One of the trendsetting themes in soft robotics has been the goal of developing the ultimate universal soft robotic gripper. One that is capable of manipulating items of various shapes, sizes, thicknesses, textures, and weights. All the while still being lightweight and scalable in order to adapt to use cases. In this work, we report a soft gripper that enables delicate and precise grasps of fragile, deformable, and flexible objects but also excels in lifting heavy objects of up to 1617x its own body weight. The principle behind the soft gripper is based on extending the capabilities of electroadhesion soft grippers through the enhancement principles found in metamaterial adhesion cut and patterning. This design amplifies the adhesion and grasping payload in one direction while reducing the adhesion capabilities in the other direction. This counteracts the residual forces during peeling (a common problem with electroadhesive grippers), thus increasing its speed of release. In essence, we are able to tune the maximum strength and peeling speed, beyond the capabilities of previous electroadhesive grippers. We study the capabilities of the system through a wide range of experiments with single and multiple-fingered peel tests. We also demonstrate its modular and adaptive capabilities in the real-world with a two-finger gripper, by performing grasping tests of up to $5$ different multi-surfaced objects.

Figures (9)

• Figure 1: (a) Soft Electrostatic Metamaterial (SEM) gripper. (b) The SEM adhesive. The scale bar is 20 mm.

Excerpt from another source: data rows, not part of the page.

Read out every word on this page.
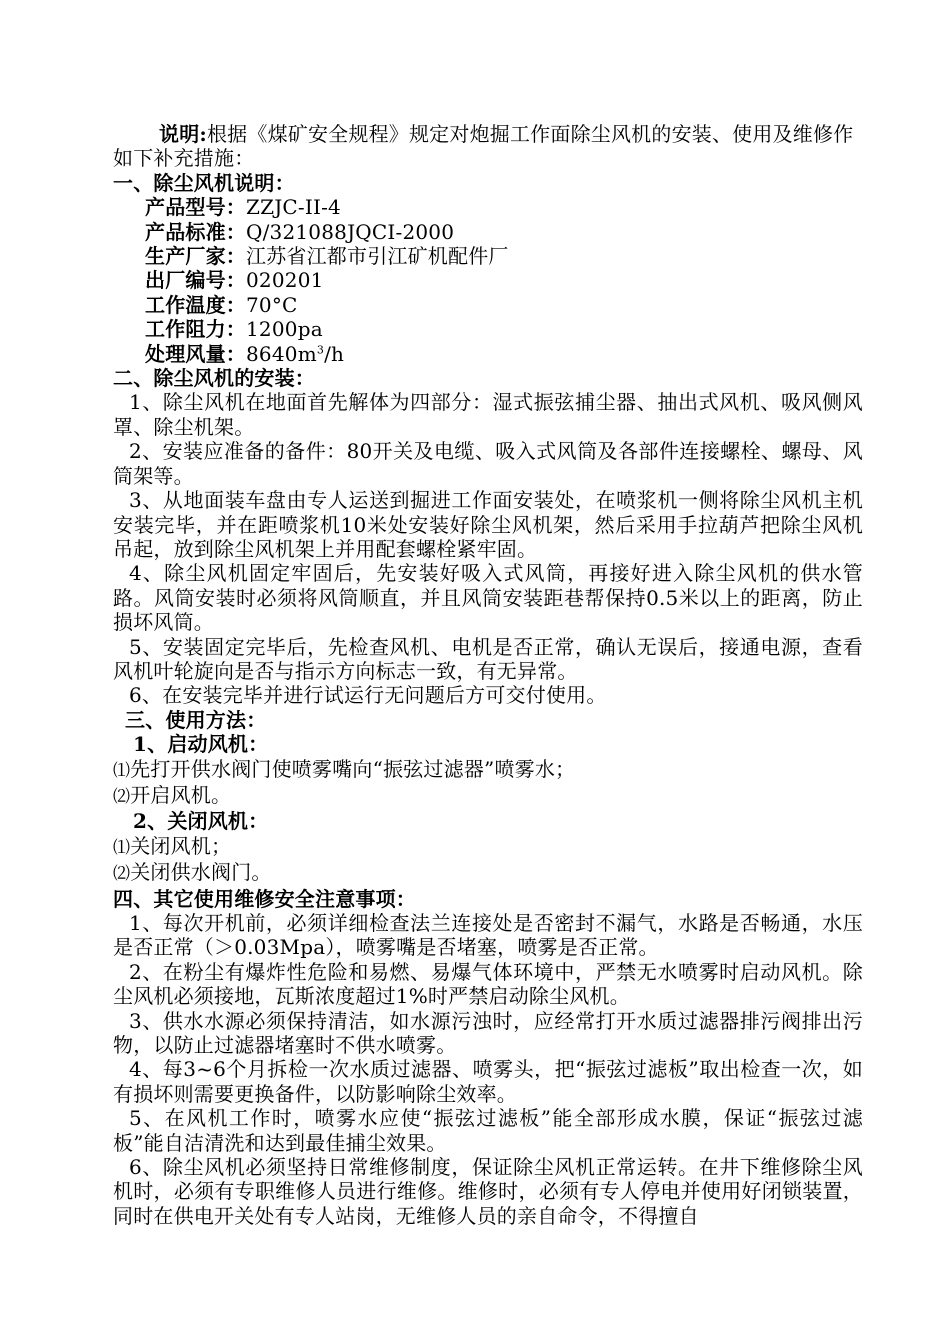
说明:根据《煤矿安全规程》规定对炮掘工作面除尘风机的安装、使用及维修作如下补充措施：

一、除尘风机说明：

产品型号：ZZJC-II-4

产品标准：Q/321088JQCI-2000

生产厂家：江苏省江都市引江矿机配件厂

出厂编号：020201

工作温度：70°C

工作阻力：1200pa

处理风量：$8640m^3/h$

二、除尘风机的安装：

1、除尘风机在地面首先解体为四部分：湿式振弦捕尘器、抽出式风机、吸风侧风罩、除尘机架。

2、安装应准备的备件：80开关及电缆、吸入式风筒及各部件连接螺栓、螺母、风筒架等。

3、从地面装车盘由专人运送到掘进工作面安装处，在喷浆机一侧将除尘风机主机安装完毕，并在距喷浆机10米处安装好除尘风机架，然后采用手拉葫芦把除尘风机吊起，放到除尘风机架上并用配套螺栓紧牢固。

4、除尘风机固定牢固后，先安装好吸入式风筒，再接好进入除尘风机的供水管路。风筒安装时必须将风筒顺直，并且风筒安装距巷帮保持0.5米以上的距离，防止损坏风筒。

5、安装固定完毕后，先检查风机、电机是否正常，确认无误后，接通电源，查看风机叶轮旋向是否与指示方向标志一致，有无异常。

6、在安装完毕并进行试运行无问题后方可交付使用。

三、使用方法：

1、启动风机：

⑴先打开供水阀门使喷雾嘴向“振弦过滤器”喷雾水；

⑵开启风机。

2、关闭风机：

⑴关闭风机；

⑵关闭供水阀门。

四、其它使用维修安全注意事项：

1、每次开机前，必须详细检查法兰连接处是否密封不漏气，水路是否畅通，水压是否正常（＞0.03Mpa），喷雾嘴是否堵塞，喷雾是否正常。

2、在粉尘有爆炸性危险和易燃、易爆气体环境中，严禁无水喷雾时启动风机。除尘风机必须接地，瓦斯浓度超过1%时严禁启动除尘风机。

3、供水水源必须保持清洁，如水源污浊时，应经常打开水质过滤器排污阀排出污物，以防止过滤器堵塞时不供水喷雾。

4、每3~6个月拆检一次水质过滤器、喷雾头，把“振弦过滤板”取出检查一次，如有损坏则需要更换备件，以防影响除尘效率。

5、在风机工作时，喷雾水应使“振弦过滤板”能全部形成水膜，保证“振弦过滤板”能自洁清洗和达到最佳捕尘效果。

6、除尘风机必须坚持日常维修制度，保证除尘风机正常运转。在井下维修除尘风机时，必须有专职维修人员进行维修。维修时，必须有专人停电并使用好闭锁装置，同时在供电开关处有专人站岗，无维修人员的亲自命令，不得擅自
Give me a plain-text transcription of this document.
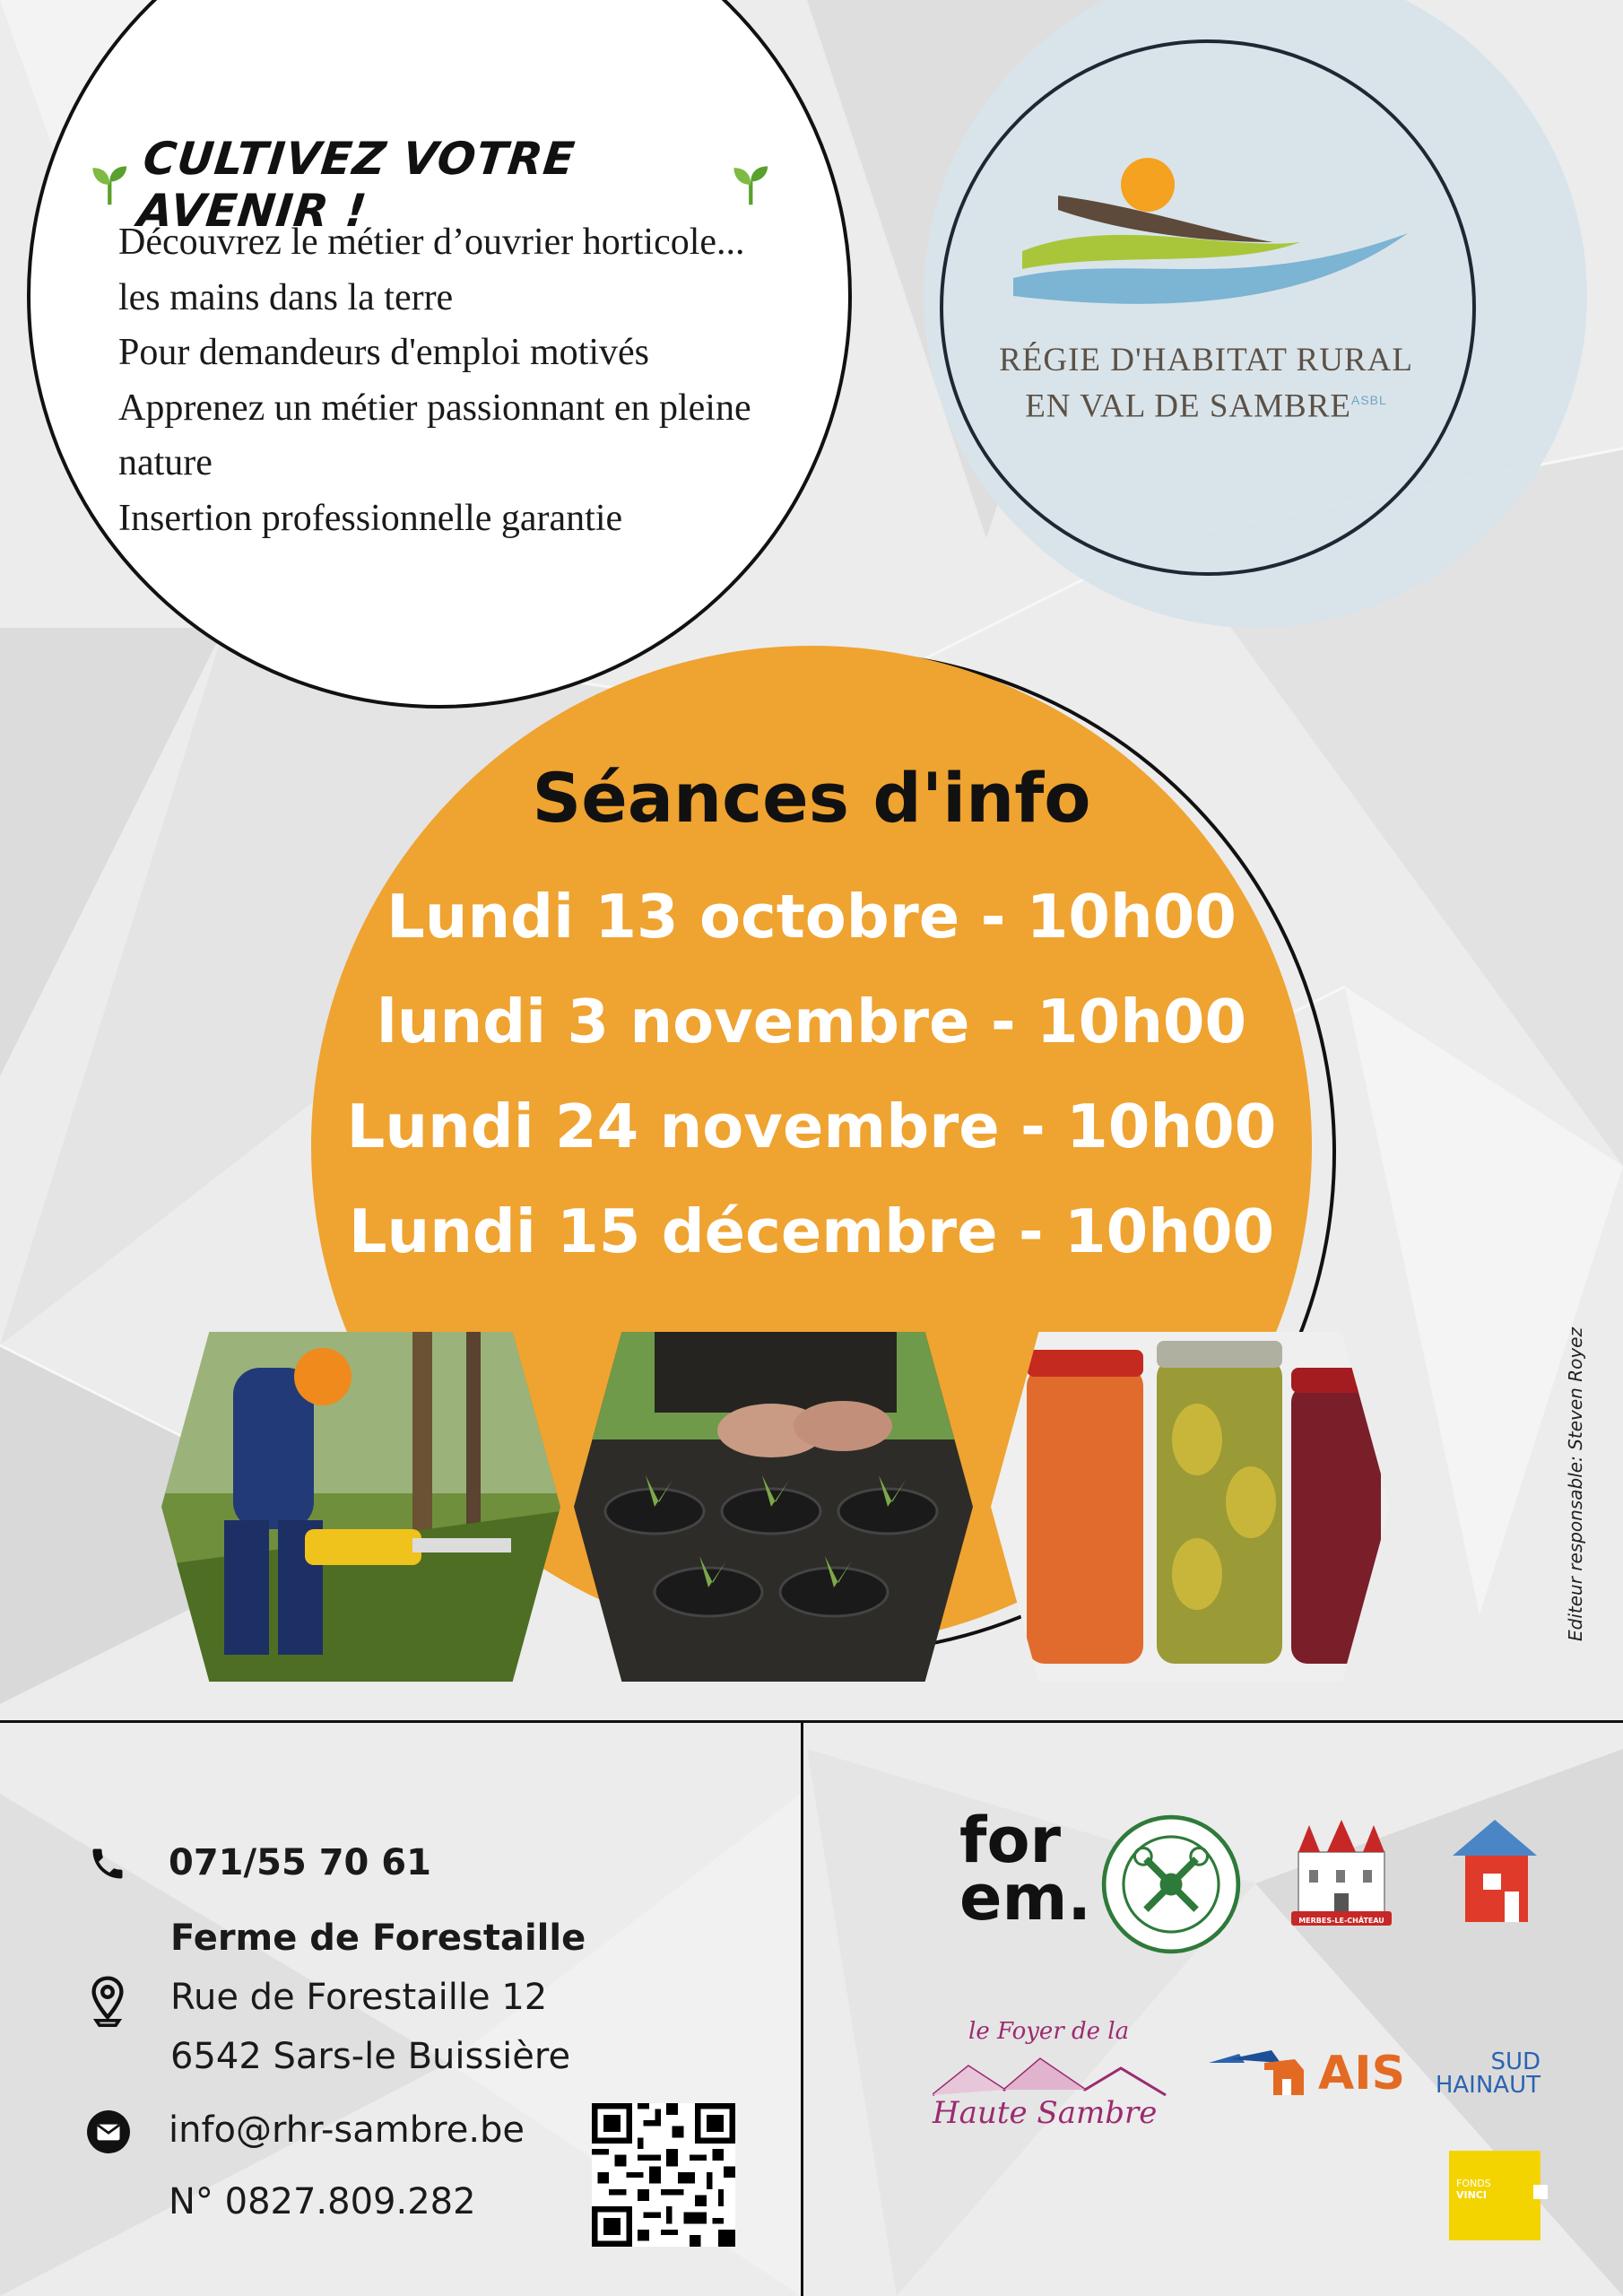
CULTIVEZ VOTRE AVENIR !
Découvrez le métier d’ouvrier horticole...
les mains dans la terre
Pour demandeurs d'emploi motivés
Apprenez un métier passionnant en pleine
nature
Insertion professionnelle garantie
RÉGIE D'HABITAT RURAL
EN VAL DE $SAMBRE^{ASBL}$
Séances d'info
Lundi 13 octobre - 10h00
lundi 3 novembre - 10h00
Lundi 24 novembre - 10h00
Lundi 15 décembre - 10h00
071/55 70 61
Ferme de Forestaille
Rue de Forestaille 12
6542 Sars-le Buissière
info@rhr-sambre.be
N° 0827.809.282
for
em.	MERBES-LE-CHÂTEAU
le Foyer de la
Haute Sambre
AIS	SUD
HAINAUT
FONDS
VINCI
Editeur responsable: Steven Royez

• Figure 2: Adhesion Simulation in COMSOL. a) The metamaterial is first evaluated by lifting in the forward direction until the material releases the substrate [Top], then repeated in the reverse direction [Bottom]. Results of (b) 3 Point Polygon, (c) 5 Point Polygon, and (d) 7 Point Polygon optimizations, showing high-performing shapes and optimization chronology. The color bar shows the sequence of design evaluations, with brighter colors occurring later. The clustering of bright numbers at the top right is indicative of optimizer progress.
• Figure 3: Fabrication process. a-i) First dielectric mixture layer is blade-casted by a film applicator. a-ii) Laser cut interdigitated electrodes are attached to the pre-cured dielectric layer onto a PET sheet. a-iii) Second dielectric mixture layer is blade-casted. a-iv) Metamaterial cut lines are created using laser cutter. Conductive tapes are attached. b) Prototyped SEM adhesive [Left]. An electrostatic adhesion is generated by applying high voltage. [Right]
• Figure 4: SEM gripper Mechanism. a) A parallel gripper controlled with a single servo motor [Top]. The mechanism of the parallel gripper [Bottom]. b) The bistable gripper mechanism consists of two arms connected by a hinge joint. Two rubberbands are connected at the top and bottom of the arm in order to create the bistable mechanism. The tendon assists in pulling it back to its initial state. c) The gripper snaps onto the object as soon as on contact with object, voltage is then applied to enhance adhesion between the object and the adhesive [Top]. The two-arm symmetrical SEM adhesive. Note that the grasping stress applied to SEM adhesive is the same direction for maximum peeling force enduring large payload [Bottom].
• Figure 5: a) Normalized adhesion directionality of simulation vs experiment. b) Experimental normalized forward adhesion stress of different shapes.